MP Lafer em cena do ‘007 Moonraker’
Gravado no final dos anos 70, o filme ‘Moonraker’, da trilogia ‘007’, do espião James Bond, teve um MP Lafer como ator coadjuvante. Explico: parte da história se passava no Brasil, mais precisamente em Copacabana, no Rio de Janeiro, e, numa das cenas, James Bond é perseguido por uma espiã brasileira, que dirige…um MP Lafer! Ainda que a aparição do carro tenha durado menos de 1 minuto no total, sempre pela beira da praia carioca, marcou a presença de um fora-de-série nacional numa das sequências de filmes mais veneradas pelo mundo.

O tal carro utilizado nas gravações, um MP branco de ano 1978, pertencia à própria fábrica, e foi cedido pela própria fabricante, sem acordos comerciais nem coisa do tipo.
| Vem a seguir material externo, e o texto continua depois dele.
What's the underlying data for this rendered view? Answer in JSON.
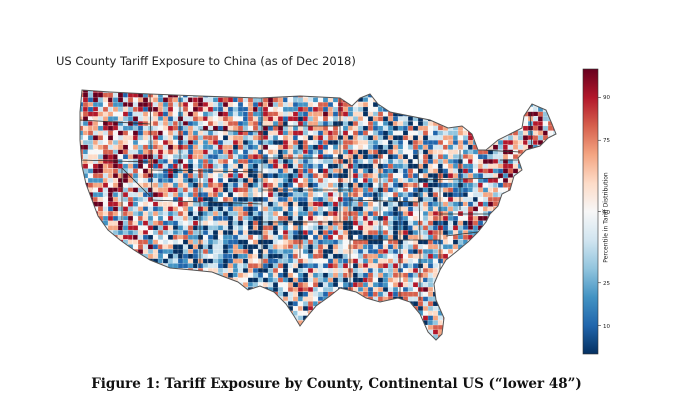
{
  "map": {
    "title": "US County Tariff Exposure to China (as of Dec 2018)"
  },
  "colorbar": {
    "axis_title": "Percentile in Tariff Distribution",
    "ticks": [
      {
        "value": 90,
        "label": "90"
      },
      {
        "value": 75,
        "label": "75"
      },
      {
        "value": 50,
        "label": "50"
      },
      {
        "value": 25,
        "label": "25"
      },
      {
        "value": 10,
        "label": "10"
      }
    ],
    "stops": [
      "#053061",
      "#2166ac",
      "#4393c3",
      "#92c5de",
      "#d1e5f0",
      "#f7f7f7",
      "#fddbc7",
      "#f4a582",
      "#d6604d",
      "#b2182b",
      "#67001f"
    ]
  },
  "caption": {
    "text": "Figure 1: Tariff Exposure by County, Continental US (“lower 48”)"
  }
}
Há quem diga que, depois, ele foi vendido normalmente ao grande público, se perdendo país afora. De qualquer forma, não faltaram registros fotográficos de Roger Moore, o ator do espião James Bond, ao lado do carro brasileiro.
Atualizações

Ao longo dos anos, o modelo passou por atualizações pontuais. As portas do tipo suicida foram substituídas por portas convencionais por exigência do Contran. As janelas laterais traseiras deixaram de ser plásticas com abotoamento e passaram a ser de vidro. Em algumas versões, como a TI, grade e para-choques passaram a ser pintados na cor da carroceria. Já na linha 1985, as rodas exclusivas deram lugar às rodas raiadas fornecidas pela Mangels, entre outras alterações evolutivas.
Na metade dos anos 1980, Percival Lafer tentou dar um novo passo no projeto. A ideia era melhorar a distribuição de peso e o comportamento dinâmico adotando um motor dianteiro arrefecido a água. Assim nasceu o protótipo MD-270, equipado com motor Volkswagen da linha Gol, Voyage, Parati e Saveiro, de 1,6 litro. O câmbio, porém, permaneceu na traseira, junto da tração. Para ligar motor e transmissão, foi desenvolvido um sistema de cardã.
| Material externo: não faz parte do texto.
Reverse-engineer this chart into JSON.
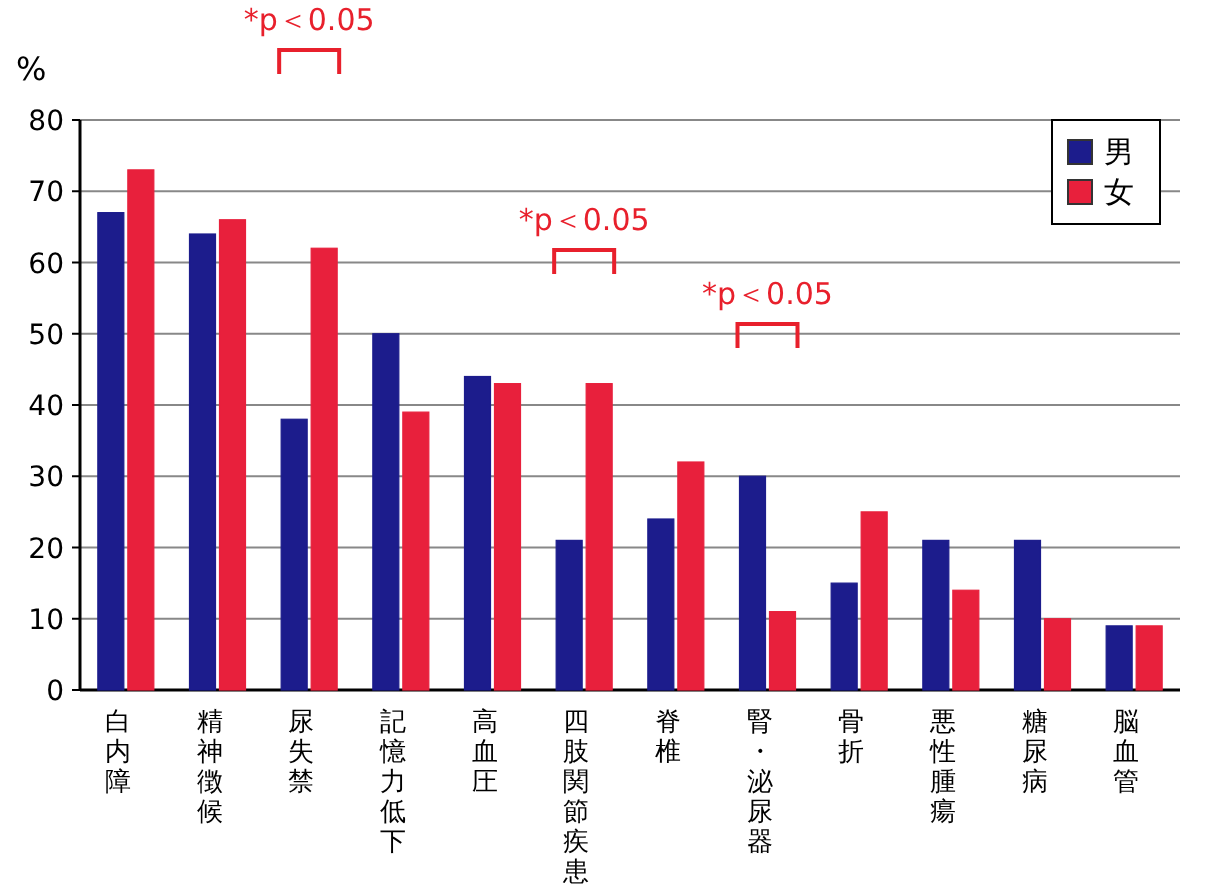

Apesar da melhora no equilíbrio do carro e na dinâmica, o aumento de custos inviabilizou a produção em série. O protótipo permaneceu único e acabou sendo utilizado como carro de uso pessoal de Percival Lafer. Além disso, outros projetos, como o do sedan Lafer LL, com motorização de Opala, estiveram nos planos da empresa.
Produção (e o fim dela)
A produção do MP Lafer foi encerrada em 1990, impactada diretamente pela reabertura das importações no Brasil. Naquele período, o preço de um MP equivalia ao de três Fuscas, enquanto veículos importados ofereciam tecnologia mais avançada por valores inferiores. Com isso, a Lafer deixou o setor automotivo e voltou a concentrar esforços na fabricação de móveis de alto padrão para o mercado interno e externo.
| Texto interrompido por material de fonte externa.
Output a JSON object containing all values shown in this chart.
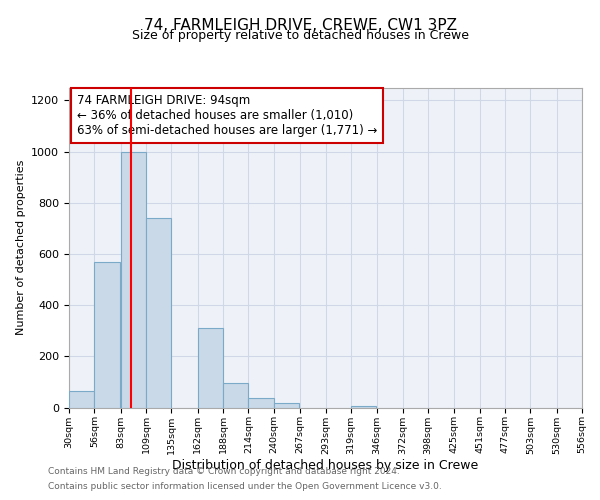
{
  "title1": "74, FARMLEIGH DRIVE, CREWE, CW1 3PZ",
  "title2": "Size of property relative to detached houses in Crewe",
  "xlabel": "Distribution of detached houses by size in Crewe",
  "ylabel": "Number of detached properties",
  "bar_left_edges": [
    30,
    56,
    83,
    109,
    135,
    162,
    188,
    214,
    240,
    267,
    293,
    319,
    346,
    372,
    398,
    425,
    451,
    477,
    503,
    530
  ],
  "bar_heights": [
    65,
    570,
    1000,
    740,
    0,
    310,
    95,
    38,
    18,
    0,
    0,
    5,
    0,
    0,
    0,
    0,
    0,
    0,
    0,
    0
  ],
  "bin_width": 26,
  "bar_color": "#c9d9e8",
  "bar_edgecolor": "#7aaac8",
  "bar_linewidth": 0.8,
  "ylim": [
    0,
    1250
  ],
  "yticks": [
    0,
    200,
    400,
    600,
    800,
    1000,
    1200
  ],
  "xtick_labels": [
    "30sqm",
    "56sqm",
    "83sqm",
    "109sqm",
    "135sqm",
    "162sqm",
    "188sqm",
    "214sqm",
    "240sqm",
    "267sqm",
    "293sqm",
    "319sqm",
    "346sqm",
    "372sqm",
    "398sqm",
    "425sqm",
    "451sqm",
    "477sqm",
    "503sqm",
    "530sqm",
    "556sqm"
  ],
  "xtick_positions": [
    30,
    56,
    83,
    109,
    135,
    162,
    188,
    214,
    240,
    267,
    293,
    319,
    346,
    372,
    398,
    425,
    451,
    477,
    503,
    530,
    556
  ],
  "red_line_x": 94,
  "annotation_text": "74 FARMLEIGH DRIVE: 94sqm\n← 36% of detached houses are smaller (1,010)\n63% of semi-detached houses are larger (1,771) →",
  "annotation_box_color": "#ffffff",
  "annotation_box_edgecolor": "#cc0000",
  "grid_color": "#d0d8e8",
  "bg_color": "#eef2f8",
  "footer1": "Contains HM Land Registry data © Crown copyright and database right 2024.",
  "footer2": "Contains public sector information licensed under the Open Government Licence v3.0.",
  "title1_fontsize": 11,
  "title2_fontsize": 9,
  "xlabel_fontsize": 9,
  "ylabel_fontsize": 8,
  "xtick_fontsize": 6.8,
  "ytick_fontsize": 8,
  "annotation_fontsize": 8.5,
  "footer_fontsize": 6.5
}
Entre 1974 e 1990, cerca de 4.300 unidades do MP Lafer foram produzidas, sendo aproximadamente 1.300 destinadas à exportação.
Curiosidades
O modelo também carrega curiosidades que reforçam sua identidade. A sigla MP vem de “Móvel Patenteado”, nomenclatura utilizada pela Lafer em seus catálogos para identificar peças com patente própria. Internamente, a sigla acabou sendo adotada para batizar o automóvel, que não poderia usar o nome MG (Morris Garages).

Outra história curiosa do MP Lafer envolve seu fim da produção. Em 1990, Percival Lafer determinou que todo o ferramental utilizado na fabricação das carrocerias fosse enterrado nas dependências da antiga fábrica, onde mais tarde seria construído um grande supermercado. Atualmente, aos 89 anos, Percival segue atuando diariamente na empresa, como diretor e designer de móveis.